Raindance 2017 reviews: High & Outside, Midnighters
David Farnor | On 01, Oct 2017
The 2017 Raindance Film Festival takes place in London from Wednesday 20th September to Sunday 1st October, showcasing web series, VR shorts and indie films from around the world. We take a look at some of the movies screening, from those in search of distribution to those heading soon to VOD.
High & Outside: A Baseball Noir
The words “baseball” and “noir” don’t normally appear in the same sentence, but High & Outside is unlikely proof that they really do belong together. Evald Johnson’s drama follows Phil (Phil Donlon), a washed-up batter who can’t bat for toffee, something that everyone else but him. With a famous player (Geoffrey Lewis) for a dad, though, baseball is in his blood – and he’s all too happy to let it spill out when necessary.
His obsession with the game has already cost him his marriage, as he struggles to balance his career ambitions with the accompanying drug-and-girls habit – not to mention his young daughter.
Phil Donlon’s performance is superb, channeling self-hate and self-denial to make for a character who’s entirely unlikeable, but oddly sympathetic – he’s a guy who swings at good intentions but misses them and knocks bad decisions clean out the park. The problem? He can’t stop swinging. The late Geoffrey Lewis, meanwhile, is a mesmerising foil to his messed-up son: after suffering two strokes, he’s just as stubborn, refusing to give up or go into a nursing home, with mean streak that only puts further strain on the threadbare household. Johnson grew up as the son of a baseball player, and while he captures the sport in action with beautiful slow-motion – even if you don’t like the game, you’ll be riveted – he doesn’t shy away from the negative intensity of a family drama fuelled by toxic masculinity and compromised dreams.
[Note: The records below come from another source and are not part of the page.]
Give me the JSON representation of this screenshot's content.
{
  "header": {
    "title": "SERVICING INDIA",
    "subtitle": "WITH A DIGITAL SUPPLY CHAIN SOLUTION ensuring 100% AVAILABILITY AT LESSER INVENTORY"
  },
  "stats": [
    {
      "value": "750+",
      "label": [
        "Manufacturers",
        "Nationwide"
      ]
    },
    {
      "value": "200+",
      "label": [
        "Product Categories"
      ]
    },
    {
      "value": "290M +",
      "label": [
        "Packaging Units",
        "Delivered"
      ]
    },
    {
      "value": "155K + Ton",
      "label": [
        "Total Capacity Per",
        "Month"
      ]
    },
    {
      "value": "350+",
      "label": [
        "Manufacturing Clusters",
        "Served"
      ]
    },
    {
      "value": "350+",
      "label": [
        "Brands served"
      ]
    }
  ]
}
Screenings: 27th September, 6.30pm / 1st October, 12.45pm
Midnighters
The Walking Dead director Julius Ramsay makes his feature debut with this grippingly unpredictable horror. It follows Jess and Lindsey, a couple who accidentally run someone over when driving back from a New Year’s party – not such a fresh start to the new year after all. And so they do what all movie couples must in such a situation: they try to cover it up.
It’s the kind of decision that would risk tearing most marriages apart, but our couple are already under strain, as Lindsey becomes the sole breadwinner for the household, after Jeff’s athlete career has failed to take off. The script, by Julius’ brother, Alston Ramsay, never quite manages to bring the character depth the film needs to explore their relationship fully, but it’s enough to kick-start a growing suspense, as things get more tense and more awkward with every escalating twist.
Driving those, in part, is the presence of Lindsey’s troublesome Hannah, whose past keeps coming back to haunt them – the discovery that their hit-and-run victim was headed to their house anyway only adds to the panic and violence. A brief visit by the cops (Andrew Rothenberg and Joseph Anderson) is deliciously unsettling, while a prolonged interrogation by Detective Smith (Ward Horton) is nailbiting stuff, taking things to dark extremes with creepy smiles and sinister dialogue. If there’s not much substance to the screenplay, its steady string of revelations keeps the pace impressively fast, to the point where even an opening garage door can be enough to give you goosebumps.